Case ID: f-appx_407/html/0675-01.html
Source: Caselaw Access Project
Author: {"author": "PER CURIAM:", "license": "Public Domain", "url": "https://static.case.law/"}
Date Created: 2024-08-24T03:29:51.129683

Ronnie MONK, Plaintiff-Appellant, v. Patrick R. DONAHOE, Postmaster General, United States Postal Service, Defendant-Appellee.
    No. 10-1943.
    United States Court of Appeals, Fourth Circuit.
    Submitted: Dec. 21, 2010.
    Decided: Jan. 13, 2011.
    
      Ronnie Monk, Appellant Pro Se. Michael Elston, Litigation Counsel, United States Postal Service, Washington, D.C.; George Maralan Kelley, III, Assistant United States Attorney, Norfolk, Virginia, for Appellee.
    Before MOTZ, SHEDD, and DUNCAN, Circuit Judges.
   Affirmed by unpublished PER CURIAM opinion.

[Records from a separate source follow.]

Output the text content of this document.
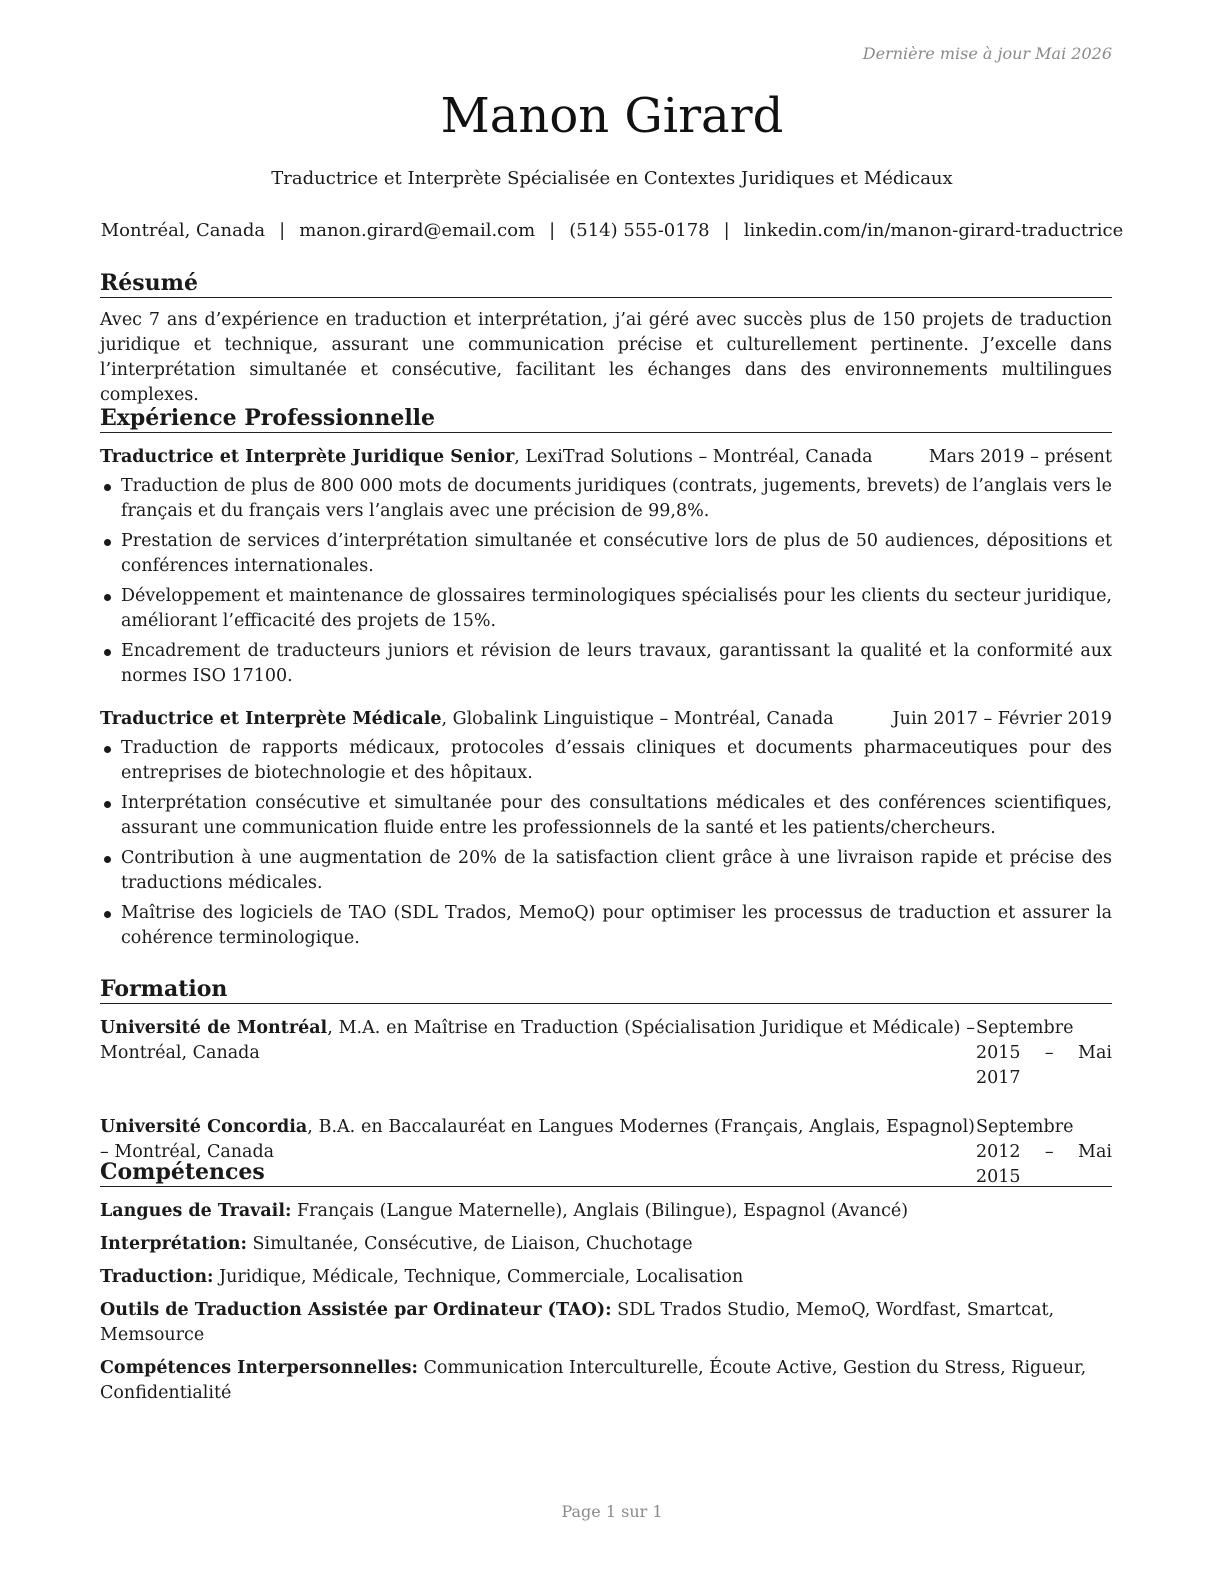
Dernière mise à jour Mai 2026
Manon Girard
Traductrice et Interprète Spécialisée en Contextes Juridiques et Médicaux
Montréal, Canada | manon.girard@email.com | (514) 555-0178 | linkedin.com/in/manon-girard-traductrice
Résumé

Avec 7 ans d’expérience en traduction et interprétation, j’ai géré avec succès plus de 150 projets de traduction juridique et technique, assurant une communication précise et culturellement pertinente. J’excelle dans l’interprétation simultanée et consécutive, facilitant les échanges dans des environnements multilingues complexes.

Expérience Professionnelle
Traductrice et Interprète Juridique Senior, LexiTrad Solutions – Montréal, Canada	Mars 2019 – présent
Traduction de plus de 800 000 mots de documents juridiques (contrats, jugements, brevets) de l’anglais vers le français et du français vers l’anglais avec une précision de 99,8%.
Prestation de services d’interprétation simultanée et consécutive lors de plus de 50 audiences, dépositions et conférences internationales.
Développement et maintenance de glossaires terminologiques spécialisés pour les clients du secteur juridique, améliorant l’efficacité des projets de 15%.
Encadrement de traducteurs juniors et révision de leurs travaux, garantissant la qualité et la conformité aux normes ISO 17100.
Traductrice et Interprète Médicale, Globalink Linguistique – Montréal, Canada	Juin 2017 – Février 2019
Traduction de rapports médicaux, protocoles d’essais cliniques et documents pharmaceutiques pour des entreprises de biotechnologie et des hôpitaux.
Interprétation consécutive et simultanée pour des consultations médicales et des conférences scientifiques, assurant une communication fluide entre les professionnels de la santé et les patients/chercheurs.
Contribution à une augmentation de 20% de la satisfaction client grâce à une livraison rapide et précise des traductions médicales.
Maîtrise des logiciels de TAO (SDL Trados, MemoQ) pour optimiser les processus de traduction et assurer la cohérence terminologique.
Formation
Université de Montréal, M.A. en Maîtrise en Traduction (Spécialisation Juridique et Médicale) – Montréal, Canada
Septembre 2015 – Mai 2017
Université Concordia, B.A. en Baccalauréat en Langues Modernes (Français, Anglais, Espagnol) – Montréal, Canada
Septembre 2012 – Mai 2015
Compétences
Langues de Travail: Français (Langue Maternelle), Anglais (Bilingue), Espagnol (Avancé)
Interprétation: Simultanée, Consécutive, de Liaison, Chuchotage
Traduction: Juridique, Médicale, Technique, Commerciale, Localisation
Outils de Traduction Assistée par Ordinateur (TAO): SDL Trados Studio, MemoQ, Wordfast, Smartcat, Memsource
Compétences Interpersonnelles: Communication Interculturelle, Écoute Active, Gestion du Stress, Rigueur, Confidentialité
Page 1 sur 1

Unpublished opinions are not binding precedent in this circuit.

PER CURIAM:

Ronnie Monk appeals the district court’s order granting summary judgment in favor of the Postmaster General of the United States Postal Service on Monk’s employment discrimination claims, brought pursuant to Title VII of the Civil Rights Act of 1964, as amended, 42 U.S.C. §§ 2000e to 2000e-17 (2006). We have reviewed the record and find that the district court did not commit reversible error when it granted summary judgment. Accordingly, we affirm the district court’s order. See Monk v. Potter, No. 4:09-cv-00073-MSD-DEM (E.D. Va. June 15, 2010). We dispense with oral argument because the facts and legal contentions are adequately presented in the materials before this court and argument would not aid the decisional process.

AFFIRMED. 
      
       Because a litigant in a civil action has no constitutional or statutory right to effective assistance of counsel, Sanchez v. United States Postal Serv., 785 F.2d 1236, 1237 (5th Cir.1986), we decline to consider Monk's claim of ineffective assistance of counsel. We also reject Monk’s claim that the Postal Service violated its own procedural rules when it disciplined him for tardiness, unauthorized overtime, and unauthorized leave because Monk raises the claim for the first time on appeal. See Muth v. United States, 1 F.3d 246, 250 (4th Cir.1993).